# How a price of a token is being calculated on uniswap & other dexes?

I have just started learning about Uniswap. I have a question, How a price of a token is calculated? I know the `x*y = k` which defines the price of 2 assets from a pool but how the value of a single token is being calculated by Uniswap. For example, when we go to the Uniswap app here the price of eth on Uniswap is `1,823.37` atm. How this price is calculated?

The price of anything is calculated against something else. Nothing has value by itself.

Remember the first time man traded a cow for a chicken. One gives a cow value in chickens. So the next time someone will do the same, he knows the price already.

But... chickens and cows have a limited amount in the village ( the pool ) so when one is exchanged in favor of the other, the price raises to keep proportion.

A cow by a cow have no absolute value. Don't forget that the money itself is something that you buy and sell.

When you throw some tokens to the pool, you must give something to represents the other side of the scale ( BNB,ETH or BTC ). The initial proportion of tokens/coins will define the initial price.

When you put one and remove other (to take one you must give other) the proportion changes and the price changes too.

If you have much more on one side than the other, we say it is "undervalued". You need to put much less to buy much more.

This process defines the value of anything we humans trade.

It is duplicate anyway: How the price of a token is defined?

• Unless someone decides to pull your rug. If someone owns the village, he may decide to make a barbecue. Aug 16, 2023 at 12:53
• Thank you for the explanation. And say if I want to swap DAI for WETH do I have to make a liquidity pool or I can just execute by using the existing LPs? Aug 16, 2023 at 12:53
• Just trade it using a swap. You only need to participate in a LP if you want. Aug 16, 2023 at 12:56
• The swap knows how to operate in a existing LP, like a bank do it for us instead trading face to face with someone. The advantage using a swap is that when you exchange things that have no LP directly. The swap use a LP chain to exchange one by other until reach the other side. Lets say we have no ways to exchange Yen for Peso. The swap exchanges Yen to Dollar and then Dollar to Pesos. Aug 16, 2023 at 13:07
• If this answer satisfies you, please accept it. Aug 16, 2023 at 13:17

The price is based on the balance of tokens in the pools reserves. For "price" you can usually just divide one reserve by the other (v2 pools and many others).

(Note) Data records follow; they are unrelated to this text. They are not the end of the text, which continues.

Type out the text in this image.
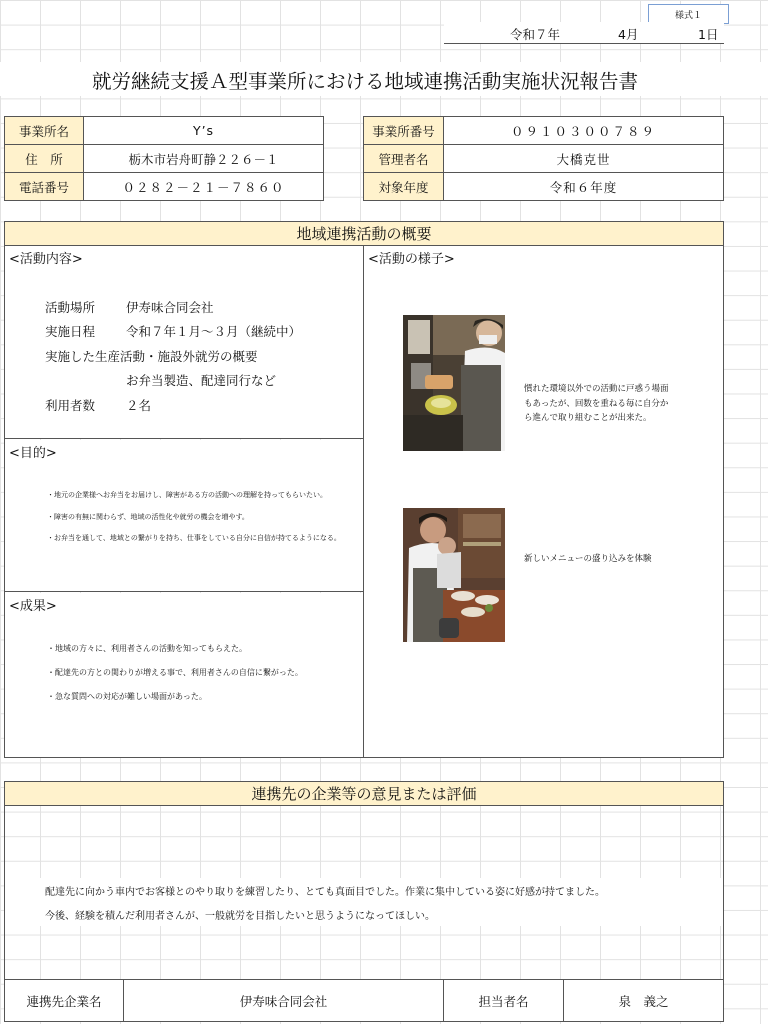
様式１
令和７年	4月	1日
就労継続支援Ａ型事業所における地域連携活動実施状況報告書
事業所名	Y’s
住　所	栃木市岩舟町静２２６－１
電話番号	０２８２－２１－７８６０
事業所番号	０９１０３００７８９
管理者名	大橋克世
対象年度	令和６年度
地域連携活動の概要
<活動内容>
活動場所 伊寿味合同会社
実施日程 令和７年１月～３月（継続中）
実施した生産活動・施設外就労の概要
お弁当製造、配達同行など
利用者数 ２名
<目的>
・地元の企業様へお弁当をお届けし、障害がある方の活動への理解を持ってもらいたい。
・障害の有無に関わらず、地域の活性化や就労の機会を増やす。
・お弁当を通して、地域との繋がりを持ち、仕事をしている自分に自信が持てるようになる。
<成果>
・地域の方々に、利用者さんの活動を知ってもらえた。
・配達先の方との関わりが増える事で、利用者さんの自信に繋がった。
・急な質問への対応が難しい場面があった。
<活動の様子>
慣れた環境以外での活動に戸惑う場面
もあったが、回数を重ねる毎に自分か
ら進んで取り組むことが出来た。
新しいメニューの盛り込みを体験
連携先の企業等の意見または評価
配達先に向かう車内でお客様とのやり取りを練習したり、とても真面目でした。作業に集中している姿に好感が持てました。
今後、経験を積んだ利用者さんが、一般就労を目指したいと思うようになってほしい。
連携先企業名	伊寿味合同会社	担当者名	泉　義之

To give a quote (real price per unit), the quantity traded in or desired out needs to be known, as the size of the order will effect the average cost.
Similar to how with a centralised order book an asset could trade at \$10, but a large enough buy that takes out all sell orders at \$11 and \$12 would leave the buyer paying somewhere in between.

AMM's are designed to always be able facilitate a trade, you may not get what you want (price impact), but it will be able to give you something because the price adjusts to keep the k constant.

So price on the pool changes as liquidity changes. To work out what you can get for a given amount, you would need to look at the calculation in the contract performing the swaps. In the most famous case of Uniswap v2, the sums are like this:

``````def getAmountOut(amountIn: int, reserveIn: int, reserveOut: int) -> int:
amountInWithFee = amountIn * 997
numerator = amountInWithFee * reserveOut
denominator = (reserveIn * 1000) + amountInWithFee
amountOut = numerator / denominator
return int(amountOut)

def getAmountIn(amountOut: int, reserveIn: int, reserveOut: int) -> int:
numerator = (reserveIn * amountOut) * 1000
denominator = (reserveOut - amountOut) * 997
amountIn = (numerator / denominator) + 1
return int(amountIn)

``````
• Thank you so much for your answer. Can you explain a bit about the calculations? Why it's `997` is it because of the 0.3% fee ? Aug 17, 2023 at 9:32
• Spot on, it is the hardcoded 0.3% fee on each swap, left in the pool to be shared amongst LP providers.
– Maka
Aug 17, 2023 at 12:31
• Also why we are multiplying with `1000` here `(reserveIn * 1000)` & `(reserveIn * amountOut) * 1000` and why is the `+ 1` is here `amountIn = (numerator / denominator) + 1` Aug 17, 2023 at 13:21
• 1: Solidity can't handle fractions natively, so we multiply numerator by 997 and denominator by 1000 for same result. 2: To round up, so it is always enough.